A mutual insurer has come up with an innovative potential solution to the puzzle of how to pay for long-term care.

The ‘Care pension’ idea would combine a pension drawdown option with a care insurance product which means that people’s family homes would no longer be at risk of being sold to pay for care, according to Royal London.

Following the introduction of ‘pension freedoms’, growing numbers of people go into retirement with a pot of money from which they draw an income through retirement. Royal London suggested that care insurance could be ‘bolted on’ to these income drawdown arrangements, either in the form of a regular premium or a one-off lump sum.

The paper’s author, Royal London’s director of policy, Steve Webb, said more than a quarter of the population will spend some time in later life in residential care, and the total bill can easily run into tens of thousands of pounds. But many people don’t want to think about whether they will need to be looked after, while others incorrectly assume the government will pay if someone needs care.

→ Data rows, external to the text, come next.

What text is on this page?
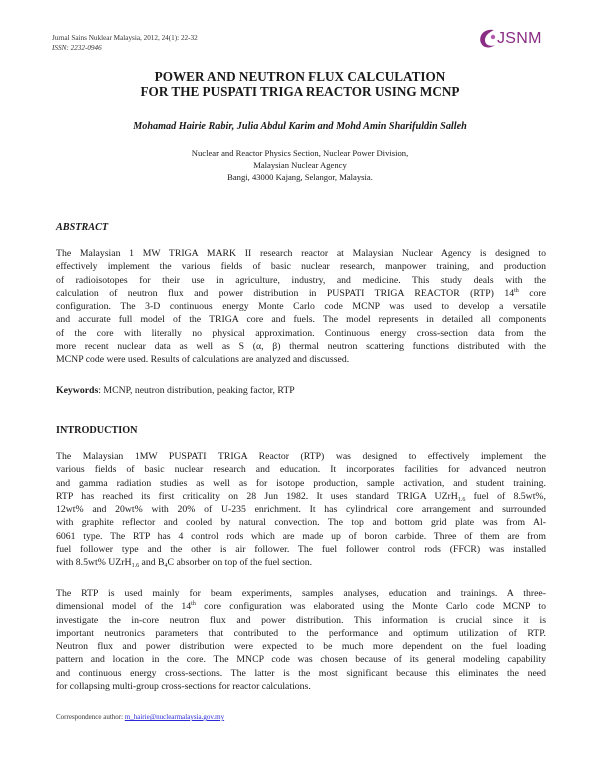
Jurnal Sains Nuklear Malaysia, 2012, 24(1): 22-32
ISSN: 2232-0946
JSNM
POWER AND NEUTRON FLUX CALCULATION
FOR THE PUSPATI TRIGA REACTOR USING MCNP
Mohamad Hairie Rabir, Julia Abdul Karim and Mohd Amin Sharifuldin Salleh
Nuclear and Reactor Physics Section, Nuclear Power Division,
Malaysian Nuclear Agency
Bangi, 43000 Kajang, Selangor, Malaysia.
ABSTRACT
The Malaysian 1 MW TRIGA MARK II research reactor at Malaysian Nuclear Agency is designed to
effectively implement the various fields of basic nuclear research, manpower training, and production
of radioisotopes for their use in agriculture, industry, and medicine. This study deals with the
calculation of neutron flux and power distribution in PUSPATI TRIGA REACTOR (RTP) 14th core
configuration. The 3-D continuous energy Monte Carlo code MCNP was used to develop a versatile
and accurate full model of the TRIGA core and fuels. The model represents in detailed all components
of the core with literally no physical approximation. Continuous energy cross-section data from the
more recent nuclear data as well as S (α, β) thermal neutron scattering functions distributed with the
MCNP code were used. Results of calculations are analyzed and discussed.
Keywords: MCNP, neutron distribution, peaking factor, RTP
INTRODUCTION
The Malaysian 1MW PUSPATI TRIGA Reactor (RTP) was designed to effectively implement the
various fields of basic nuclear research and education. It incorporates facilities for advanced neutron
and gamma radiation studies as well as for isotope production, sample activation, and student training.
RTP has reached its first criticality on 28 Jun 1982. It uses standard TRIGA UZrH$_{1.6}$ fuel of 8.5wt%,
12wt% and 20wt% with 20% of U-235 enrichment. It has cylindrical core arrangement and surrounded
with graphite reflector and cooled by natural convection. The top and bottom grid plate was from Al-
6061 type. The RTP has 4 control rods which are made up of boron carbide. Three of them are from
fuel follower type and the other is air follower. The fuel follower control rods (FFCR) was installed
with 8.5wt% UZrH$_{1.6}$ and $B_4C$ absorber on top of the fuel section.
The RTP is used mainly for beam experiments, samples analyses, education and trainings. A three-
dimensional model of the 14th core configuration was elaborated using the Monte Carlo code MCNP to
investigate the in-core neutron flux and power distribution. This information is crucial since it is
important neutronics parameters that contributed to the performance and optimum utilization of RTP.
Neutron flux and power distribution were expected to be much more dependent on the fuel loading
pattern and location in the core. The MNCP code was chosen because of its general modeling capability
and continuous energy cross-sections. The latter is the most significant because this eliminates the need
for collapsing multi-group cross-sections for reactor calculations.
Correspondence author: m_hairie@nuclearmalaysia.gov.my
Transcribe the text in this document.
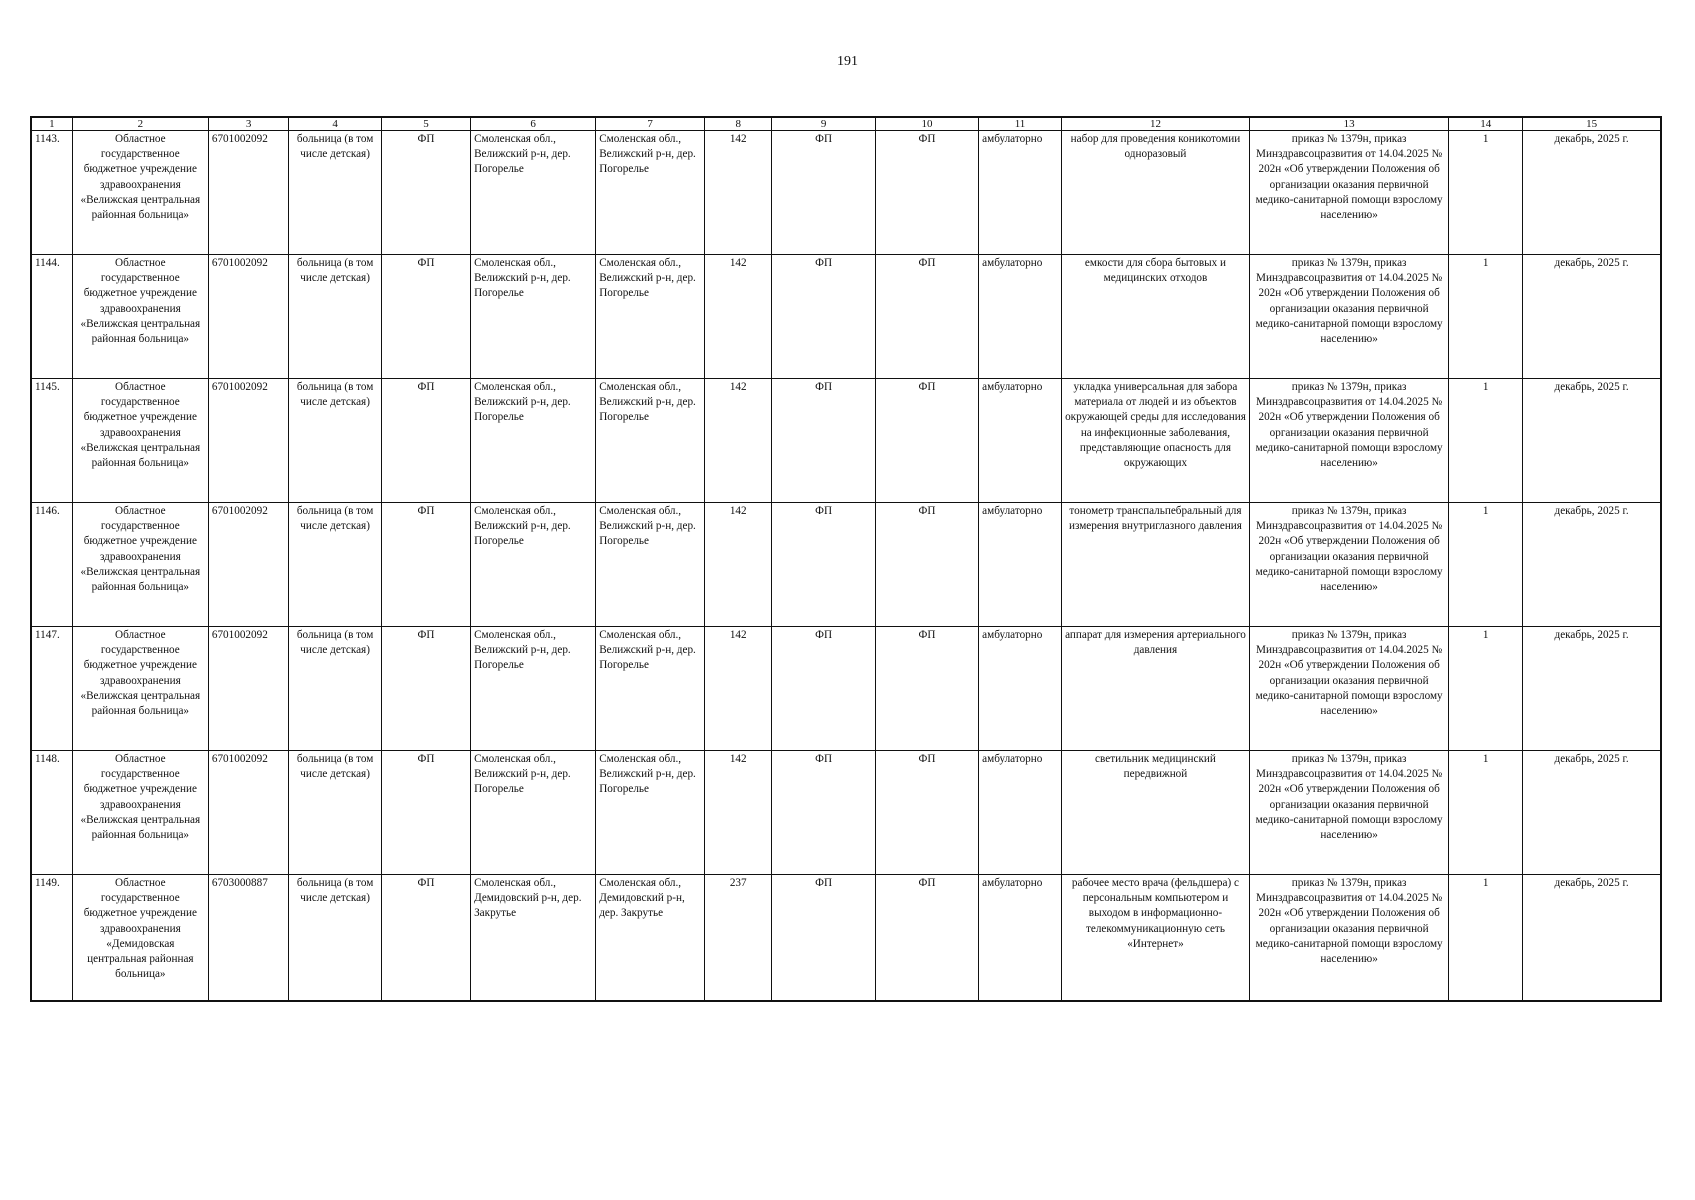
191
1	2	3	4	5	6	7	8	9	10	11	12	13	14	15
1143.	Областное государственное бюджетное учреждение здравоохранения «Велижская центральная районная больница»	6701002092	больница (в том числе детская)	ФП	Смоленская обл., Велижский р-н, дер. Погорелье	Смоленская обл., Велижский р-н, дер. Погорелье	142	ФП	ФП	амбулаторно	набор для проведения коникотомии одноразовый	приказ № 1379н, приказ Минздравсоцразвития от 14.04.2025 № 202н «Об утверждении Положения об организации оказания первичной медико-санитарной помощи взрослому населению»	1	декабрь, 2025 г.
1144.	Областное государственное бюджетное учреждение здравоохранения «Велижская центральная районная больница»	6701002092	больница (в том числе детская)	ФП	Смоленская обл., Велижский р-н, дер. Погорелье	Смоленская обл., Велижский р-н, дер. Погорелье	142	ФП	ФП	амбулаторно	емкости для сбора бытовых и медицинских отходов	приказ № 1379н, приказ Минздравсоцразвития от 14.04.2025 № 202н «Об утверждении Положения об организации оказания первичной медико-санитарной помощи взрослому населению»	1	декабрь, 2025 г.
1145.	Областное государственное бюджетное учреждение здравоохранения «Велижская центральная районная больница»	6701002092	больница (в том числе детская)	ФП	Смоленская обл., Велижский р-н, дер. Погорелье	Смоленская обл., Велижский р-н, дер. Погорелье	142	ФП	ФП	амбулаторно	укладка универсальная для забора материала от людей и из объектов окружающей среды для исследования на инфекционные заболевания, представляющие опасность для окружающих	приказ № 1379н, приказ Минздравсоцразвития от 14.04.2025 № 202н «Об утверждении Положения об организации оказания первичной медико-санитарной помощи взрослому населению»	1	декабрь, 2025 г.
1146.	Областное государственное бюджетное учреждение здравоохранения «Велижская центральная районная больница»	6701002092	больница (в том числе детская)	ФП	Смоленская обл., Велижский р-н, дер. Погорелье	Смоленская обл., Велижский р-н, дер. Погорелье	142	ФП	ФП	амбулаторно	тонометр транспальпебральный для измерения внутриглазного давления	приказ № 1379н, приказ Минздравсоцразвития от 14.04.2025 № 202н «Об утверждении Положения об организации оказания первичной медико-санитарной помощи взрослому населению»	1	декабрь, 2025 г.
1147.	Областное государственное бюджетное учреждение здравоохранения «Велижская центральная районная больница»	6701002092	больница (в том числе детская)	ФП	Смоленская обл., Велижский р-н, дер. Погорелье	Смоленская обл., Велижский р-н, дер. Погорелье	142	ФП	ФП	амбулаторно	аппарат для измерения артериального давления	приказ № 1379н, приказ Минздравсоцразвития от 14.04.2025 № 202н «Об утверждении Положения об организации оказания первичной медико-санитарной помощи взрослому населению»	1	декабрь, 2025 г.
1148.	Областное государственное бюджетное учреждение здравоохранения «Велижская центральная районная больница»	6701002092	больница (в том числе детская)	ФП	Смоленская обл., Велижский р-н, дер. Погорелье	Смоленская обл., Велижский р-н, дер. Погорелье	142	ФП	ФП	амбулаторно	светильник медицинский передвижной	приказ № 1379н, приказ Минздравсоцразвития от 14.04.2025 № 202н «Об утверждении Положения об организации оказания первичной медико-санитарной помощи взрослому населению»	1	декабрь, 2025 г.
1149.	Областное государственное бюджетное учреждение здравоохранения «Демидовская центральная районная больница»	6703000887	больница (в том числе детская)	ФП	Смоленская обл., Демидовский р-н, дер. Закрутье	Смоленская обл., Демидовский р-н, дер. Закрутье	237	ФП	ФП	амбулаторно	рабочее место врача (фельдшера) с персональным компьютером и выходом в информационно-телекоммуникационную сеть «Интернет»	приказ № 1379н, приказ Минздравсоцразвития от 14.04.2025 № 202н «Об утверждении Положения об организации оказания первичной медико-санитарной помощи взрослому населению»	1	декабрь, 2025 г.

“In extreme cases,  people can be forced to sell their family home to pay for care. It ought to be possible to take out insurance against this risk, but insurers are reluctant to offer products and consumers have been reluctant to take them up,” he said.

He added: “A ‘care pension’ could build on the increasingly popular ‘income drawdown’ product by adding in care insurance. To make this work, the government would need to make sure payments into such policies were tax-free, and would need to introduce an overall cap on lifetime care costs. With these changes, millions of people could start to build up protection against the risk of facing ‘catastrophic’ care costs in later life.”

It also suggested favourable tax treatment on money taken out of income drawdown to pay for care insurance; if this money goes directly to an insurer and any payout from the policy goes straight to a care home, these withdrawals should be tax-free.

‘Single solution like using an earbud to clean an elephant’

Nathan Long, senior pension analyst at Hargreaves Lansdown, said there are really no easy answers, but any solution must tackle the huge public misunderstanding of the potential cost of care and the likelihood of actually needing it.

He said: “A single product solution to solve the problems of long-term care funding is like using an earbud to clean an elephant. Successive governments have continually kicked the can down the road, rather than go toe-to-toe with the complexities of the problem.

“While people’s awareness may increase over time as more and more of us experience our parents paying for care, the reality is a major intervention is needed. Tax free pension pay-outs to fund care costs has potential as a long-term solution, but there are far bigger challenges that need to be met first.”